Dalam sidang, agenda sidang berikutnya adalah sidang materi pokok, bukan mediasi. Kebijakan hakim ini melihat lantaran tergugat mangkir dari sidang tanpa keterangan apa pun. (Baca: Pengadilan Facebook)
Sesuai Peraturan Mahkamah Agung Nomor 1 Tahun 2002 tentang Class Action, sebelum masuk pada materi pokok gugatan, penggugat dan tergugat memungkinkan melalui proses mediasi. Jika pada sidang perdana tergugat dihadiri kuasa hukumnya, maka terbuka untuk melalui proses mediasi.
Minim Dukungan
Sayangnya, hingga sidang perdana, belum terlihat dukungan maksimal dari Kementrian Komunikasi dan Informatika (Kominfo) dalam upaya gerakan sipil ini menegakkan wibawa bangsa di depan investor asing ini. (Baca: Kominfo dan Facebook)
Hal itu terlihat dari belum dibukanya ke publik surat yang dikirimkan Facebook terkait skandal Cambridge Analytica di Indonesia dan langkah Kominfo yang memperpanjang masa aduan dari pelanggan jika merasa datanya dibocorkan pemilik platform itu.

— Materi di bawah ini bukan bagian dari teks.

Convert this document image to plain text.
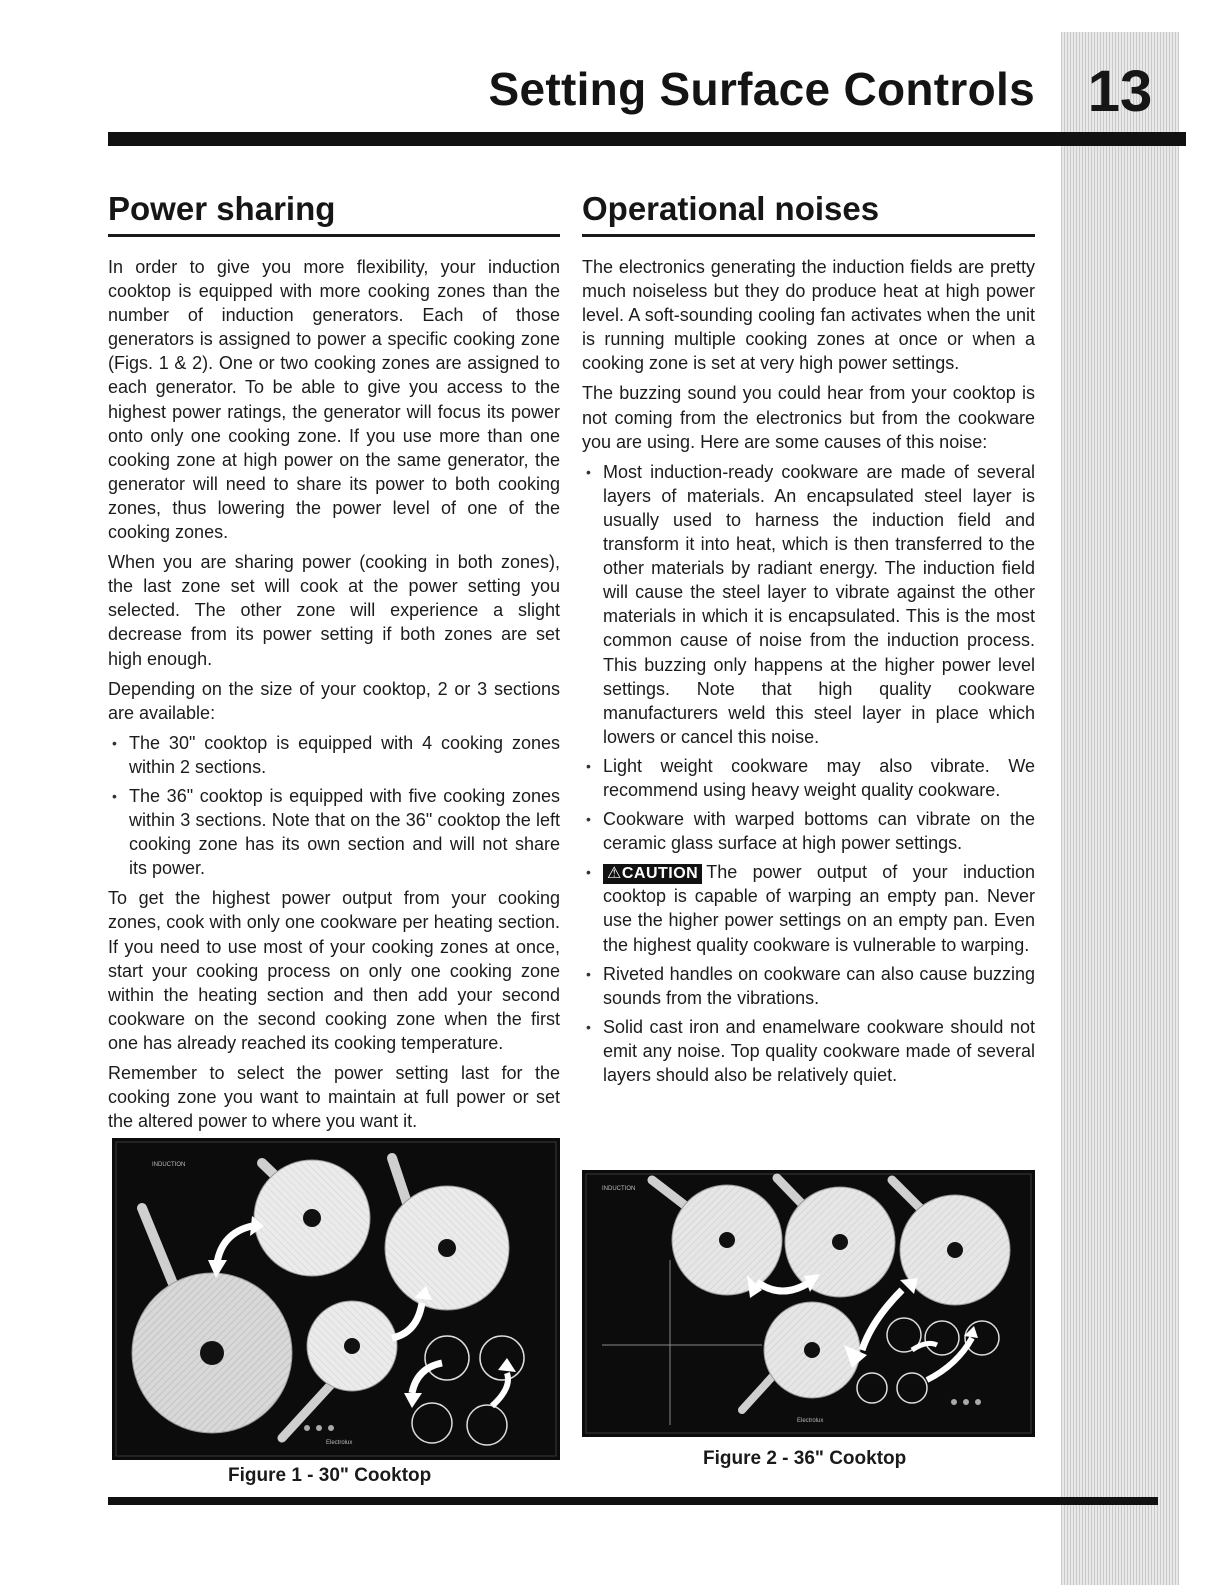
13
Setting Surface Controls
Power sharing

In order to give you more flexibility, your induction cooktop is equipped with more cooking zones than the number of induction generators. Each of those generators is assigned to power a specific cooking zone (Figs. 1 & 2). One or two cooking zones are assigned to each generator. To be able to give you access to the highest power ratings, the generator will focus its power onto only one cooking zone. If you use more than one cooking zone at high power on the same generator, the generator will need to share its power to both cooking zones, thus lowering the power level of one of the cooking zones.

When you are sharing power (cooking in both zones), the last zone set will cook at the power setting you selected. The other zone will experience a slight decrease from its power setting if both zones are set high enough.

Depending on the size of your cooktop, 2 or 3 sections are available:

• The 30" cooktop is equipped with 4 cooking zones within 2 sections.
• The 36" cooktop is equipped with five cooking zones within 3 sections. Note that on the 36" cooktop the left cooking zone has its own section and will not share its power.

To get the highest power output from your cooking zones, cook with only one cookware per heating section. If you need to use most of your cooking zones at once, start your cooking process on only one cooking zone within the heating section and then add your second cookware on the second cooking zone when the first one has already reached its cooking temperature.

Remember to select the power setting last for the cooking zone you want to maintain at full power or set the altered power to where you want it.

Operational noises

The electronics generating the induction fields are pretty much noiseless but they do produce heat at high power level. A soft-sounding cooling fan activates when the unit is running multiple cooking zones at once or when a cooking zone is set at very high power settings.

The buzzing sound you could hear from your cooktop is not coming from the electronics but from the cookware you are using. Here are some causes of this noise:

• Most induction-ready cookware are made of several layers of materials. An encapsulated steel layer is usually used to harness the induction field and transform it into heat, which is then transferred to the other materials by radiant energy. The induction field will cause the steel layer to vibrate against the other materials in which it is encapsulated. This is the most common cause of noise from the induction process. This buzzing only happens at the higher power level settings. Note that high quality cookware manufacturers weld this steel layer in place which lowers or cancel this noise.
• Light weight cookware may also vibrate. We recommend using heavy weight quality cookware.
• Cookware with warped bottoms can vibrate on the ceramic glass surface at high power settings.
• ⚠CAUTION The power output of your induction cooktop is capable of warping an empty pan. Never use the higher power settings on an empty pan. Even the highest quality cookware is vulnerable to warping.
• Riveted handles on cookware can also cause buzzing sounds from the vibrations.
• Solid cast iron and enamelware cookware should not emit any noise. Top quality cookware made of several layers should also be relatively quiet.
INDUCTION
Electrolux
Figure 1 - 30" Cooktop
INDUCTION
Electrolux
Figure 2 - 36" Cooktop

Aksi yang diambil Kominfo berbeda dengan Information Commissioner’s Office di Inggris yang terlihat aktif selama berbulan-bulan melakukan penyelidikan dan rela merogoh kocek lumayan dalam untuk membuktikan adanya kesalahan yang dilakukan Facebook.
Asal tahu saja Facebook ketika berhadapan dengan hukum di beberapa negara lain mengklaim bahwa Alexander Kogan yang salah karena telah menjual data pribadi pengguna ke pihak Cambridge Analityca.
Cambridge Analityca pun juga diklaim salah karena menyalahgunakan data pribadi pengguna Facebook untuk kepentingan kampanye, dan terakhir jejaring sosial ini di Amerika Serikat mengklaim pengguna dianggap tidak berhak menuntutnya karena kebocoran data pribadi, mengingat 87 juta pengguna sendiri mengijinkan penggunaan data pribadi.
Melihat jurus berkelit dari Facebook, rasanya hal yang wajar jika berharap ada langkah beriringan antara gerakan sipil dan Kominfo untuk menaklukkan jejaring sosial itu di pengadilan.
Misalnya, Kominfo menunjukkan dukungannya dengan menjadi tergugat intervensi dalam kasus yang diusung Kaukus Masyarakat Informasi ini untuk menunjukkan negara bersama rakyatnya berjuang menuntut keadilan. Sebuah aksi heroik yang menarik ditunggu dari Kominfo oleh rakyat.